There on the bed, sprawled facedown in a beam of pale moonlight, lay Vail. Was he injured? Beaten?
Moonlight slashed the white bedsheets. Trails of faery dust glittered everywhere. Vail’s back looked as though a faery had spread its dust into it. His hair shimmered, and there, at the base of the bed below his head, it looked as though he’d spit out ichor.
Lyric gasped. “He’s high on ichor. Did the intruders do this to him? But why?”
And then she knew that couldn’t be the case. Faeries would have killed him, or forced him to take them to her. Vail had to have arrived after his place was trashed.
Cruelly rejected by his mother, he had gone straight to FaeryTown, possibly the only place in this realm that provided some means of sanctity for him. “Oh, Vail.”
Unsure what to do, wondering whether it would be better to dash out and leave him alone in whatever crazy realm his brain traveled right now, Lyric couldn’t force herself to turn away from him.
She knelt on the bed, careful not to touch the dust that spilled like talcum across the sheets with her movement. “Vail?”
He stirred, and she stroked her fingers through his hair, but quickly wiped the dust off on her skirt. The last thing she needed was a contact high.
“Vail, it’s Lyric. Did you see the faeries who did this?”
He grunted and smirked, turning his face aside to give her his ichor-dusted cheek. “Lyric,” he said drunkenly. “Pretty vampire who I love to fuck.”
It was the ichor speaking, she told herself. He was high, stoned, whatever they called it. A
dust freak.
“I’m sorry, I shouldn’t have made you see your mother.”
“You can’t make me do anything.” He rolled to his back.
His chest was wrinkled from the sheets, and his pants were unbuttoned and shoved down his hips, and his muscles pulsed and tensed with the movement. A sheen of dust coated him as if he’d sweated it from his pores. It was at once beautiful, and then horrible.
“Fucking faeries,” he spit. “Trashed my place.”
“I’m sorry, they were looking for me.”
“Need more,” he murmured. “So sweet. Ichor. Lyric?”
“Did you do this because of your mother?” she asked, wanting to curl up next to him, to hold him and make it all better. What a lie. “Vail, this won’t make things better.”
“Makes everything better,” he slurred. “You don’t understand.”
“No, I don’t. But I think you’d see more clearly…”
How dare she preach to him while he was in such a state? He’d never remember, and it was foolish to argue with an addict. Words would fall on deaf or defensive ears.
“I thought of you,” he said, reaching out, but his hand dropped to the sheets. “Wasn’t going to do it. Heard your voice telling me to get clean.”

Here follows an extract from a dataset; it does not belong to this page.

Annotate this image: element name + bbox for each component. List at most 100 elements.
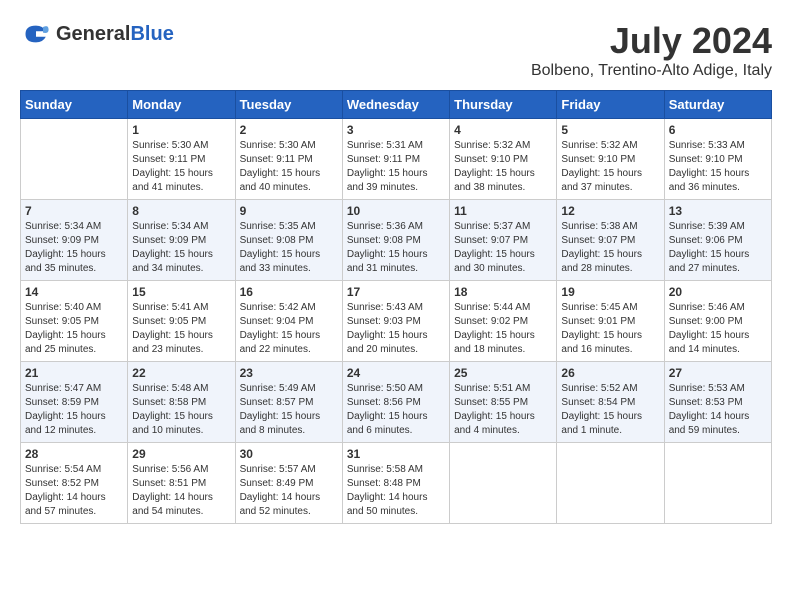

Lyric swallowed. She felt so helpless. Could she have prevented this?
“Then she showed up.”
“She?”
“My faery fucking stepmother. Heh.” He laughed deeply and turned to his side, coughing. “Hot in here.”
He did look hot. If the ichor was sweating out of him, he could have a fever. But how was that possible? Would an overdose cause it? He must have taken too much. She didn’t want to think about the faery that may have provided him this high.
She remembered the ichor-addicted man who had worked for Charish. He’d been a literal zombie, and had puked ichor and stank, all the while screaming for more ichor. Charish’s demon guards had wrestled him out of the mansion and taken him—Lyric had no idea where he’d been taken. Most likely they’d dumped the hapless wreck in FaeryTown.
She would not allow that to happen to Vail.
Lyric dashed to the bathroom and ran cold water over a towel. She squeezed it out and caught a gasping sob in her throat, searching vainly for her reflection in the mirror.